Marmara Denizi Nefes Alamıyor!

Marmara Denizi’ndeki kronik oksijen yoksunluğu ve kirlilik sorunu derinleşiyor. Oksijen yoksunluğunun en önemli sebepleri Marmara Denizi’ndeki sıcaklıkların artması ve atık deşarjı!

Deniz Kaşifi’nin son bulguları da Marmara Denizi’ndeki kirlilik ve oksijensizlik sorununun devam ettiğini gösteriyor.

Orta Doğu Teknik Üniversitesi (ODTÜ) Deniz Bilimleri Enstitüsü’nün Deniz Kaşifi isimli su altı planörü, Marmara Denizi’nin sorunlarını bir kez daha gün yüzüne çıkardı.

ODTÜ Deniz Bilimleri Enstitüsü Müdürü Prof. Dr. Barış Salihoğlu, Marmara Denizi’ndeki kronik oksijen yoksunluğu sorununun endişe verici olduğunu belirtti.

Salihoğlu, “Ana bulgularımız, oksijenli Akdeniz suyunun Marmara’yı beslediği ve Marmara için umut vadettiği yönünde. Ancak artan kirlilik yüklerinden ötürü bu etkinin sınırlı kaldığını gözlemledik.
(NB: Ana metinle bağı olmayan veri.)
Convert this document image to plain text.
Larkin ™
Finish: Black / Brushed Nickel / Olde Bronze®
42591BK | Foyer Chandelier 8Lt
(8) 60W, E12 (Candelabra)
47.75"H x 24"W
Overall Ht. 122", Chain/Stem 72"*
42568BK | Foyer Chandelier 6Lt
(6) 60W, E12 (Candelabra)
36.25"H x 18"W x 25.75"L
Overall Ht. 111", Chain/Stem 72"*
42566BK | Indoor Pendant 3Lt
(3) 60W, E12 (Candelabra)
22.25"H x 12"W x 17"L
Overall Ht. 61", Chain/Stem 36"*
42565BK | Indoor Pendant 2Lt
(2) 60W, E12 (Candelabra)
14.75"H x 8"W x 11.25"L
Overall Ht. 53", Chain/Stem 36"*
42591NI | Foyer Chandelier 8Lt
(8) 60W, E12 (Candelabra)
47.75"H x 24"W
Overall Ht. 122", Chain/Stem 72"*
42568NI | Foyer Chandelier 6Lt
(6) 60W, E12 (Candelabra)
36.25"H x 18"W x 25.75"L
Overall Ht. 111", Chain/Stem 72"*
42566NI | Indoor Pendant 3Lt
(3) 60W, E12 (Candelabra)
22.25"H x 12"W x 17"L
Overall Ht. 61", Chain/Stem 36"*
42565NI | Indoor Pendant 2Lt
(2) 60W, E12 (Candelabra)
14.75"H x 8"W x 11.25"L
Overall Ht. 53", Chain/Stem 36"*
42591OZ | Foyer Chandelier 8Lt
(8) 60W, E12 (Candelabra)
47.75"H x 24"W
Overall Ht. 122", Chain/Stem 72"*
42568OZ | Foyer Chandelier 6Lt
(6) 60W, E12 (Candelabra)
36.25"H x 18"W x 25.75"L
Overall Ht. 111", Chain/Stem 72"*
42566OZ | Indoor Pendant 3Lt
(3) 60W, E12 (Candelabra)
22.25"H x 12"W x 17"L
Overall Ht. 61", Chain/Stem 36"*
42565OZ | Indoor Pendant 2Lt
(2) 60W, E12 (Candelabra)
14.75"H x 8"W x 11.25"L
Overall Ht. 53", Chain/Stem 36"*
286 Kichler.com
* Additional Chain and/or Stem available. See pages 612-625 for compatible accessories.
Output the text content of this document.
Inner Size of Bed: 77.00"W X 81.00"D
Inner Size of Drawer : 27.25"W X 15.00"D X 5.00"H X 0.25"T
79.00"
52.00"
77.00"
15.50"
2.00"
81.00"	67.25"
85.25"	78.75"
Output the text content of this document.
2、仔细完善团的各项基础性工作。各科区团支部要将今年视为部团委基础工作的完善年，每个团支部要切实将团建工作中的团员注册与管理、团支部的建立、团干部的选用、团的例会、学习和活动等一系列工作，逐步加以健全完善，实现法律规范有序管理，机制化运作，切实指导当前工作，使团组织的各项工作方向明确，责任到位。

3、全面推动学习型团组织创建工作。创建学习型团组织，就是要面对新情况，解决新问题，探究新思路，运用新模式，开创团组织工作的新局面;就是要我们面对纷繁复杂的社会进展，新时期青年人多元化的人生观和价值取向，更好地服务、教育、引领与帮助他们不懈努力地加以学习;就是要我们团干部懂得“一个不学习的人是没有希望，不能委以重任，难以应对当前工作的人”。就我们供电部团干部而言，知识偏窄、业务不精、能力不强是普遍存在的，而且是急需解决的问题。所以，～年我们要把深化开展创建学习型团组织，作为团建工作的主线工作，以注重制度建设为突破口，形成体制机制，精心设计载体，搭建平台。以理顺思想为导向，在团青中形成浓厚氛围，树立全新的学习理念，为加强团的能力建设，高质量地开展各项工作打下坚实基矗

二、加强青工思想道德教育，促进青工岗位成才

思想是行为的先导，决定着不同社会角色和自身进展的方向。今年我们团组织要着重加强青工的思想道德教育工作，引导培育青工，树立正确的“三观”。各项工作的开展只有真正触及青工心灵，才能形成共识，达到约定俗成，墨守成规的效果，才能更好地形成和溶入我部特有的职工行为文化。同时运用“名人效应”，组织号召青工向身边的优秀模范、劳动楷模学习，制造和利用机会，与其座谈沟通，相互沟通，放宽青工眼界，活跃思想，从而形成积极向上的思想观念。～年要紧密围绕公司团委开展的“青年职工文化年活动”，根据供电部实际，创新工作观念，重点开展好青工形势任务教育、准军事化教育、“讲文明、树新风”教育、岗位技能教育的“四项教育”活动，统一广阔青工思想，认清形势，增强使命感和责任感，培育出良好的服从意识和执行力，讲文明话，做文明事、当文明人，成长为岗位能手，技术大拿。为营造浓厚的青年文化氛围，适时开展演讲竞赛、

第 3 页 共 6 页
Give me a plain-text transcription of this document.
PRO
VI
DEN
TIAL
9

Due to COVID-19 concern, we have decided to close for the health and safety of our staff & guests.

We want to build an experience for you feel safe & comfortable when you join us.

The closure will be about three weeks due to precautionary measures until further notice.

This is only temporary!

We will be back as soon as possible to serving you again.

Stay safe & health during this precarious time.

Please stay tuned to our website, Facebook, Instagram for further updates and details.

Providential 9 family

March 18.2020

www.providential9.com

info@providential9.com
Yüzeyin 0 ila 30 metre altında oksijensizlik durumu devam ediyor” dedi.

Bandırma ve Edremit körfezlerine Akdeniz’den oksijenli su akışı gözlense de Marmara’ya giren oksijen miktarı, İzmit Körfezi’nin etrafındaki oksijen fakirliğine fayda sağlayamıyor.

KÜRESEL ISINMANIN ETKİSİ NEDİR?

Oksijen fakirliğinin en önemli sebeplerinden biri de Marmara Denizi’ndeki sıcaklıkların artması. Artan sıcaklıklar oksijenin suda çözünmesini zorlaştırdığı için iklim krizi, Marmara’daki mevcut oksijensizlik sorununu daha da derinleştirecek.

Salihoğlu, son 20 yıldır deniz sıcaklığının ortalama 2 derece ısındığına dikkat çekerek su sıcaklığının şu anda mevsim normallerinin 2,5 derece üzerinde olduğuna dikkat çekti.

2014-2016 yılları arasında El Nino döneminde Marmara Denizi’nin sıcaklığı 14,72 dereceyken son ölçümler, sıcaklığın 17,21 dereceye yükseldiğini gösteriyor.

ATIK DEŞARJI DEVAM EDİYOR

Oksijen yoksunluğu ve artan sıcaklıkların yanı sıra azot ve fosfat varlığı da Marmara Denizi’ndeki kirlilik seviyesinde bir azalma olmadığına işaret ediyor. 25 milyon insanın atığı, ileri biyolojik arıtma işleminden geçmeden Marmara’ya deşarj ediliyor.

Salihoğlu, Marmara Denizi Eylem Planı’nın acilen uygulanması gerektiğini söyledi ve Marmara Denizi’ne bırakılan suyun ileri arıtma işlemlerinden geçirilerek yeniden kullanılması gerektiğini vurguladı.

'MÜSİLAJ İLE KARŞILAŞACAĞIZ'

Yeşil Gazete'nin aktardığına göre, bu sorunların hepsi bir araya gelince kirliliğin ve iklim değişikliğinin sonuçlarını denizin derinliklerinde gizlemek de mümkün olmuyor. Marmara Denizi’nin sorunları farklı şekillerde yüzeye çıkıyor.

Denizanası popülasyonundaki artış bir süredir dikkat çekiyor. İstanbul Üniversitesi Su Bilimleri Fakültesi Dekanı Prof. Dr. Melek İşinibilir Okyar, denizanası sayısındaki artışın sıcaklık artışları ve su kalitesindeki bozulmadan kaynaklandığını söylüyor.

Marmara Denizi’ndeki azot ve fosfor yükü ve kirlilik, daha önce de müsilaj ile kendini göstermişti. Prof. Dr. Mustafa Sarı ise, “Önümüzdeki yıllarda yine müsilaj ile karşılaşacağız” diyerek uyarmıştı.

Ancak Marmara Denizi’nin yardım çığlıkları devam ediyor. Son günlerde deniz yüzeyinde gözlenen beyaz köpükler, gelecek felaketlerin öncüsü olarak yorumlanıyor.